Kaley's blog features short profiles on fascinating, yet nearly forgotten records, recording studios, musicians and music venues from Saskatchewan's music scene over the past century. Through the posting of curated mixtapes, film clips, and archival photos, followers of Prairie to Pine can imagine an older Saskatchewan and find new meaning in familiar Saskatchewan places. A striking quality in Kaley's work is his devotion to Saskatchewan's diversity. First Nations music, Ukrainian wedding songs, Metis fiddling, Doukhobor choir music, old-time Scottish dance tunes, and Cowboy ballads all may find new audiences through this work. Kaley's masterful use of social media has made Saskatchewan culture and music history easily accessible to a broad audience. The Prairie to Pine Archive Project is a fascinating and significant project that helps people to discover or re-discover albums from Saskatchewan artists, and the stories that go with them.


Les Oystryk
As a long-time resident of Northern Saskatchewan, Les has spent countless hours researching and promoting Northern history. He has published various articles and papers on topics in northern Saskatchewan and Manitoba. Les is an active supporter of the Northern Gateway Museum at Denare Beach. He regularly lectures on Northern history. He has made significant volunteer contributions to many Boards and Committees, including Heritage Saskatchewan and the Saskatchewan Archeological Society. One of the unique ways Les contributes to the history of the North is through his work as a resource person for a wide range of northern history projects. Whenever asked, he tirelessly lends his keen understanding of topics such as the fur trade, archeology, aviation, and the various communities across the North, making referrals as needed to connect people interested in exploring and promoting Northern history. Over the years, many people have had the good fortune to receive valuable input from Les Ostryk on numerous research projects.
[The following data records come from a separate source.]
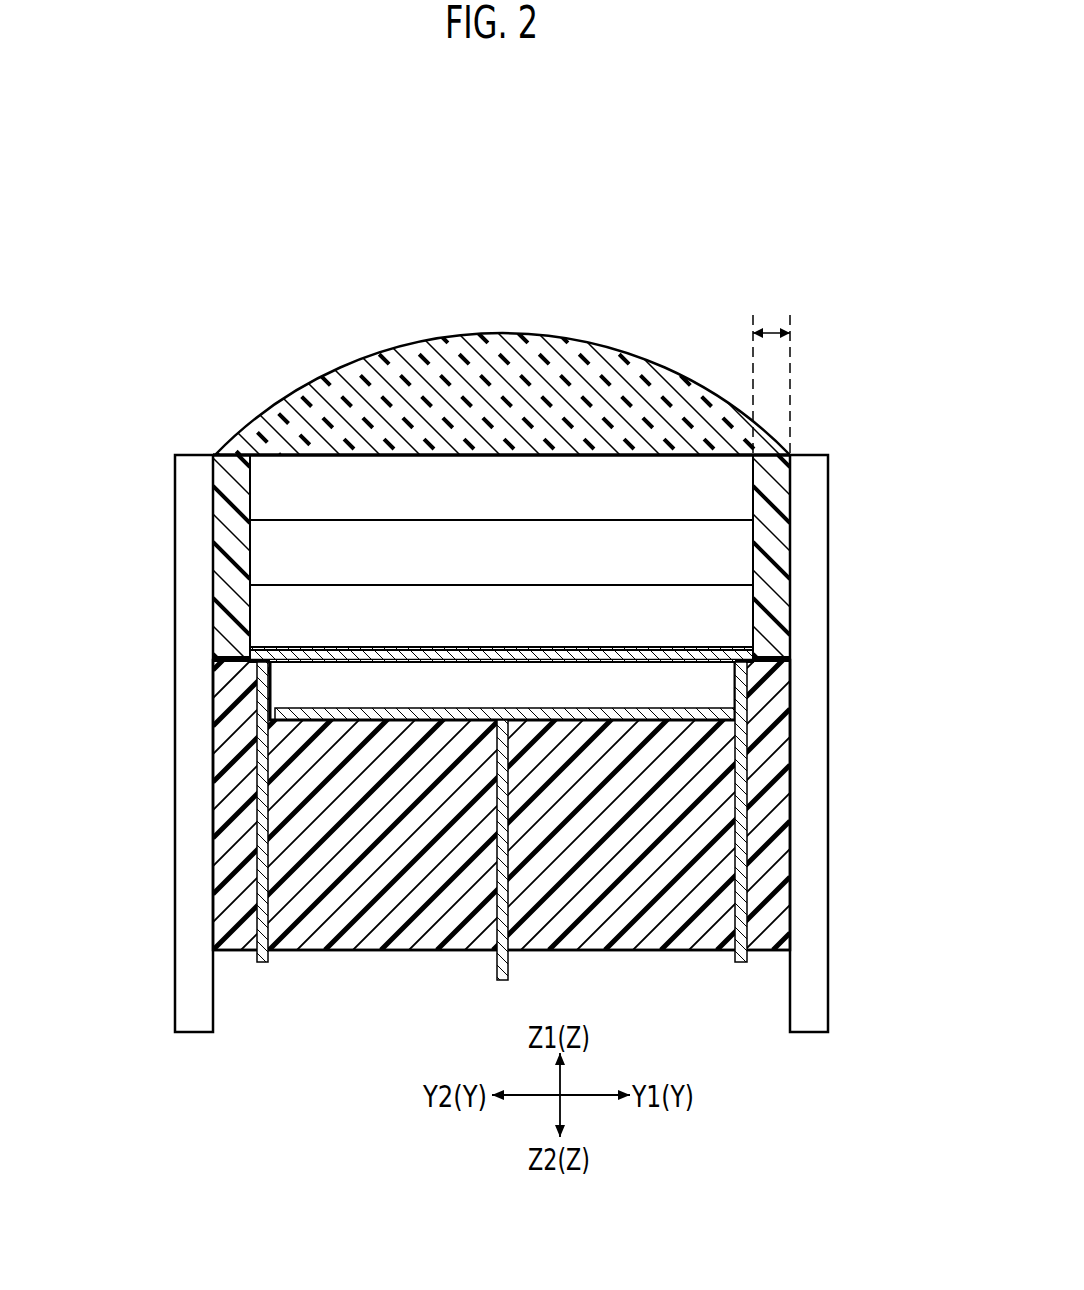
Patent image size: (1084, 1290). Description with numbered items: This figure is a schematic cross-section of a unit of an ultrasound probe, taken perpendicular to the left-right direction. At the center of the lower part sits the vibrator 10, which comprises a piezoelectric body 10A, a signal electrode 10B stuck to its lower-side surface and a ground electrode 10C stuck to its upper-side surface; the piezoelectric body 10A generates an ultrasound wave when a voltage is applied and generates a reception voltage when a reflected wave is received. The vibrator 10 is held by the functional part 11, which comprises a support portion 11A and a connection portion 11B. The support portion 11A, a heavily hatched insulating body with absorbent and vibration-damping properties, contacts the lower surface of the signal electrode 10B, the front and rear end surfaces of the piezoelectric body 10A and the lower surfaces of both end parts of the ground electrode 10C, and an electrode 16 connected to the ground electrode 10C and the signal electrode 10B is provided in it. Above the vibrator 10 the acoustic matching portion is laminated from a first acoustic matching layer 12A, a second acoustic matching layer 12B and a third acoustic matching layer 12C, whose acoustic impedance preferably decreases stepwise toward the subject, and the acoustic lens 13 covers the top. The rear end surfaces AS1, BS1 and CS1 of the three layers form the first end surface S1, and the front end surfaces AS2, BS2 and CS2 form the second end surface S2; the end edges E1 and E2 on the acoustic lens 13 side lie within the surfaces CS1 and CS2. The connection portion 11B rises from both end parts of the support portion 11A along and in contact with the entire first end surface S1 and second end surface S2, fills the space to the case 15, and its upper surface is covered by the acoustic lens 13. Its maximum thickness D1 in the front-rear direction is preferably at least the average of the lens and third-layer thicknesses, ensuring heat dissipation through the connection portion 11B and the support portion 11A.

The vibrator 10 is at (108, 640).
The piezoelectric body 10A is at (295, 684).
The signal electrode 10B is at (352, 720).
The ground electrode 10C is at (222, 658).
The functional part 11 is at (355, 955).
The support portion 11A is at (423, 930).
The connection portion 11B is at (782, 640).
The first acoustic matching layer 12A is at (532, 636).
The second acoustic matching layer 12B is at (532, 571).
The third acoustic matching layer 12C is at (532, 506).
The acoustic lens 13 is at (556, 360).
The case 15 is at (214, 985).
The electrode 16 is at (745, 965).
The end edge E1 is at (748, 440).
The end edge E2 is at (246, 428).
The maximum thickness D1 is at (771, 372).
The first end surface S1 is at (912, 425).
The rear end surface CS1 is at (790, 498).
The rear end surface BS1 is at (792, 533).
The rear end surface AS1 is at (780, 628).
The second end surface S2 is at (88, 365).
The front end surface CS2 is at (222, 478).
The front end surface BS2 is at (245, 527).
The front end surface AS2 is at (248, 607).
Since 2015, he has administered two active Facebook pages (Reindeer Lake History and DNR Family - Tales and Trails). He regularly contributes to several others on the same themes. His efforts here have helped result in a remarkable surge of interest in community histories for Northern Saskatchewan. In this regard, Les's role has been a significant factor in this newfound sharing of knowledge and photos from times gone past. This medium has effectively raised the profile and reflective value of the heritage that matters for many people.


Friends of St. Victor Petroglyphs
The Friends of St. Victor Petroglyphs is a small but passionately dedicated group formed in 1989 by local people concerned about the deterioration of the St. Victor Petroglyphs, the largest grouping of Indigenous rock carvings in southern Saskatchewan.

This all-volunteer group has put in an incredible amount of hard work over the years. In addition to advocating for the site, they have fundraised for an array of planning and educational projects. These include commissioning two major planning studies for site protection and interpretation, a significant book that examines the archaeological and ethnographic history and interpretation of the ancient art at this site, numerous guided tours for visitors, newspaper articles and social media education, and the development of a small interpretation centre in the hamlet of St. Victor, near St. Victor Petroglyphs Provincial Historic Park.